2- Cambaz

2K 158 192
                                    

Akça gözlerini yavaşça açarken başında müthiş bir ağrıyla uyanmıştı. Gözlerini ovuşturarak kendine gelmeye çalıştı ve etrafa bakındı bir süre. Yataktan kalkıp yerdeki eşyalarını aldı. Aptal bir sırıtış vardı yüzünde, çünkü hiçbir şeyi unutmamıştı. Belki de unutamamıştı. Giyindiği sırada kapı açıldı.

"Günaydın." dedi Bera pis bir sırıtışla.

Akça kaşlarını yukarı kaldırdı.

"Tanışıyor muyuz, seni bir yerden hatırlıyor gibiyim."

Kadın aynanın karşısında üzerini düzeltirken Bera güldü.

"Sana o kadar içme demiştim. Dün tanıştık, yeniden tanışalım madem."

Akça yüzünü adama dönüp tatlı bir kadın oldu ve elini uzattı.

"Akça."

Bera ona uzatılan eli sıktı.

"Biliyorum. Ben de Bera."

Bera alttan alttan gülerken Akça eğlencesine devam ediyordu.

"Ne gülüyorsun?"
"Cidden hiçbir şey hatırlamıyorsun dimi?"
"Hayır. Hatırlamam gereken bir şey mi oldu?"
"Hayır."

Akça güldü ve adama döndü.

"Olmuş olmuş."
"Sanırım dalga geçiyorsun benimle."

Kadın omuz silkti.

"Evet." dedi fısıldayarak. Sonra adama doğru birkaç adım attı.

"Ben sarhoştum, seni durduramayan neydi?"

Bera Akça'ya yaklaştı ve dudakları dudaklarına değerken konuştu.

"Bunlar." diye fısıldadı, ses tonu aynı Akça gibiydi.

"Tadını alınca durduramadım kendimi."

Akça ise gözlerini kıstı.

"Sen her tadını aldığın dudakların sahibiyle yatıyor musun?"
"Cık." dedi adam.

"Bu sana özeldi."

Akça göz devirerek önüne dönerken Bera ceketini üzerine geçiriyordu.

"Sarhoştun, ama bu unutmanı engellememiş. Seni durduramayan neyse, beni de durduramayan oydu."

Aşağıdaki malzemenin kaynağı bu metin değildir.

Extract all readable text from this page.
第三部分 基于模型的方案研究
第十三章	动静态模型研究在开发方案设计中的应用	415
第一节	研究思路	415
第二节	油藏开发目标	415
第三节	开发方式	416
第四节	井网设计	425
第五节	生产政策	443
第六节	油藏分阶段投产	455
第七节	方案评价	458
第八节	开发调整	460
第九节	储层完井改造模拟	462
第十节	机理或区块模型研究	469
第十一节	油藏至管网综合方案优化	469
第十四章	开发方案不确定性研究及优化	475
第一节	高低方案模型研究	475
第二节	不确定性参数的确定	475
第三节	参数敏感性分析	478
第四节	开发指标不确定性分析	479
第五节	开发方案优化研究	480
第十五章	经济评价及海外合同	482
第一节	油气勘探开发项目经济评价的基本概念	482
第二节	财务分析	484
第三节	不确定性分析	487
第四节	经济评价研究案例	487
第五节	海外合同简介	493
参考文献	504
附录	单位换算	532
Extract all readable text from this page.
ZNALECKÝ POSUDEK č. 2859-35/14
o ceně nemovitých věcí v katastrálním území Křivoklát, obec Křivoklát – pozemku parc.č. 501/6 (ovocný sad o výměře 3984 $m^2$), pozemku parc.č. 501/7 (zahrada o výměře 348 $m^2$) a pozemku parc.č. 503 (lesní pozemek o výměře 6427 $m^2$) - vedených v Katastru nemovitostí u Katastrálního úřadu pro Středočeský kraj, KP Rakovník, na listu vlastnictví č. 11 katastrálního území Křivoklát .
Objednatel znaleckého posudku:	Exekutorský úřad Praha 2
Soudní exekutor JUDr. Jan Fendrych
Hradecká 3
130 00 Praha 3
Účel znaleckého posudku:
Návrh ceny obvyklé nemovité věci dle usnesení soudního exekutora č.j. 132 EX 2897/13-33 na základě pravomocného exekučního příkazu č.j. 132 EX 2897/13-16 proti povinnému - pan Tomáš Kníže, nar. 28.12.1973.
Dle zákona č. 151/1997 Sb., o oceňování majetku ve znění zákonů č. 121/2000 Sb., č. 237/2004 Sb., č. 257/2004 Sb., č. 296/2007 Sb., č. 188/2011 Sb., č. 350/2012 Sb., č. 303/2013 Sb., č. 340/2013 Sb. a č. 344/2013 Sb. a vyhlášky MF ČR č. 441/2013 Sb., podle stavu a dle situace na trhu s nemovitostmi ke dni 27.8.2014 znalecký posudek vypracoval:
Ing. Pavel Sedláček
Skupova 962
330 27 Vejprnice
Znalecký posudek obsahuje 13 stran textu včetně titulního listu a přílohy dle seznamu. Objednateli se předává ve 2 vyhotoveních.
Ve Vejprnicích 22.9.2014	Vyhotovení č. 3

Adam dışarı çıktığında kadın arkasından baktı ve güldü.

Bera gittikten sonra Akça hızlıca duşa girmiş ve üstünü değiştirmişti. Bluzunun üstüne siyah ceketini giydi ve evden çıktı hızlıca.

Akça, büronun kapısını kapatırken Canan'a selam verdi. Odasına geçeceği sırada Sinan'ın sesini duydu.

"Nerdesin sen dün geceden beri ya?" Dedi Sinan merakla.

Akça sırıtarak arkasını döndü. "Hiç." Dedi ve geri dönüp odasına girdi. Sinan kaşlarını çattı ve düşündü. Daha sonra adımlarını kadının odasına yöneltti.

"Akça, ben biliyorum bu gülüşü. Bu gülüş, ben bi boklar yedim Sinan, gülüşü."

"Saçmalama Sinan ya." Dedi Akça.
"Dün gece öylesine içmeye gittim işte."

Kadın çantasından bazı evrakları çıkarırken, Sinan hala kadına bakıyordu. Tekrar konuşacağı sırada Canan kapıda belirdi.

"Akça Hanım, bir hanımefendi geldi. Acil diyor."

Akça kaşlarını çattı. "Tamam, gelsin o zaman." Dedi.

"Konuşacağız." Dedi Sinan odadan çıkarken. Akça adama güldü. Daha sonra kapıdan içeri giren telaşlı ve üzgün bakışları görmesiyle toparlandı.